Geology & Glaciation
The Bale Mountains were formed prior to the creation of the Rift Valley, from lava outpourings, which covered all underlying rock formations between 38 and 7 million years ago. The rocks of the volcanic outpourings are predominantly trachytes, but also include rhyolites, basalts and agglomerates, and tuffs. The Bale highlands area consists of a vast lava plateau with at least six volcanic cones, each more than 4,200m. These cones have been considerably flattened by repeated glaciations.
There have been at least two glacial periods in the history of the mountains. These specific mountains were glaciated as little as 2,000 years ago. During the last ice age, the Bale Mountains were one of the most extensively glaciated areas in Ethiopia, with a total of approximately 180km2 of ice. There was a 30km2 ice cap around the peak of Tulu Dimtu on the Sanetti plateau and individual glaciers of considerable thickness reached down to 3,200m. As a consequence, the landscape as we see it today is the lava outpourings modified by over 20 million years of erosion by water, wind and ice.
There are certain geological features that remain an enigma to geologists and glaciologists, such as the striations (or boulder grooves) that appear on shallow hillsides on the Sanetti plateau. Boulder grooves, till ridges and numerous glacial valleys, such as the Togona Valley on the northeastern slopes of the Sanetti plateau, provide evidence of the ice age effects on the landscape of the Bale Mountains National Park. Until the beginning of de-glaciation (13,000 to 14,000 years ago), the snowline was at 3,700m and the upper tree limit in the Bale Mountains was well below 3,000m. Fluctuations in climate over the last historical period, including the last 3,000 years, have dramatically affected vegetation and other biodiversity in the highlands.
Over 12 million people are crucially dependent on water from the Bale massif for four reasons. Firstly, the Bale massif plays a vital role in climate control of the region by attracting large amounts of orographic rainfall (rainfall that occurs when wind encounters a land mass and is forced upward), which has obvious implications for agriculture. Some 600mm to 1,000mm fall annually in the lower altitude areas, while 1,000mm to 1,400mm fall in areas of higher altitudes.

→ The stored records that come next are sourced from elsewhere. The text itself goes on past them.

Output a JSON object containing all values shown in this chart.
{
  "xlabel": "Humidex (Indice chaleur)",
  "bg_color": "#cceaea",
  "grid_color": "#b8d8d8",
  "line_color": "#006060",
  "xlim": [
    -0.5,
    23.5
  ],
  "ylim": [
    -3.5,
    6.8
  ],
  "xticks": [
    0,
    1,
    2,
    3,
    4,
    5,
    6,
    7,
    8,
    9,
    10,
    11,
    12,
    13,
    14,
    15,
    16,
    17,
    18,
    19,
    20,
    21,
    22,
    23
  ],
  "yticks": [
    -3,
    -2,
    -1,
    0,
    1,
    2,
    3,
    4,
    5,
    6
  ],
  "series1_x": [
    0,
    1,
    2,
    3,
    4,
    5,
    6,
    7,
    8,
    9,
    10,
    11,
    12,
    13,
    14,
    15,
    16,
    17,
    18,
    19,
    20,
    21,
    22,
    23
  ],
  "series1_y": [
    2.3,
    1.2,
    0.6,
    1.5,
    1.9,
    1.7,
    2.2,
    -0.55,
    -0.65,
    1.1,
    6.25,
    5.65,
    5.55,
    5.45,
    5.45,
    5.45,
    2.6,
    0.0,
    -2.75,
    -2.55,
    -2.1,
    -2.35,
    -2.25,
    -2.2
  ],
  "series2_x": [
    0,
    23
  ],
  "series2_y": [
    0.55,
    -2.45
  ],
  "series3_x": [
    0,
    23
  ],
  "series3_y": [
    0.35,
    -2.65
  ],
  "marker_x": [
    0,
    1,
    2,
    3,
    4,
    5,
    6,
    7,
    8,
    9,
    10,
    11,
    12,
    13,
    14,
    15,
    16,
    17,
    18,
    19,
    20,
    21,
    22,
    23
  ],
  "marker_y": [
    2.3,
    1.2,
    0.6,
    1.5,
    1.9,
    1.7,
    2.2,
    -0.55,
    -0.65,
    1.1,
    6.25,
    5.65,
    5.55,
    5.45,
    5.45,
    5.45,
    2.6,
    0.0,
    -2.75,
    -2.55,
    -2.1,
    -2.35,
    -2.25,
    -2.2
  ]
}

Secondly, a total of 40 rivers rise in the national park area, contributing to five major rivers: the Web, Wabe Shebele, Welmel, Dumal and Ganale. Additionally, the Bale massif is the source for many springs in the lowlands, which are of paramount importance as they are the only source of water year-round. The people of the south are completely dependent on good management of the water resources from the highland areas. If the flow of these rivers is altered in any way - through deforestation, overgrazing and/or over abstraction for irrigation (all of which are occurring at present) - a highland/lowland imbalance results with loss of perennial water in the lowlands. If such a situation arises, the dry season range of the people and their livestock reduces dramatically and they congregate around whatever water source remains. It is widely recognized that such an uneven distribution of people and livestock leads to rapid and lasting degradation. The people are, therefore, likely to become increasingly food-aid dependent if the water catchment areas of the Bale Mountains are insufficiently protected. There is already evidence that over-abstraction of water in the Bale Mountains is occurring.
Thirdly, two rivers originating from Bale – the Wabe Shebele and Yadot (a tributary of the Ganale) – have hydroelectric schemes. The dam on the Yadot River supplies electricity to Delo-Mena, while the dam on the Wabe Shebele provides electricity to the Bale area.
Lastly, there are numerous natural mineral water springs, called hora, which are locally believed to provide an essential source of minerals for livestock. The mineral springs within the park are valued for their high mineral content (sodium, potassium, magnesium, zinc and calcium), drawing people from far away for the benefit of their cattle. Local pastoralists believe that in order to maintain good health and milk production, the livestock must be given hora water. They drive their livestock for up to two days to reach the hora springs.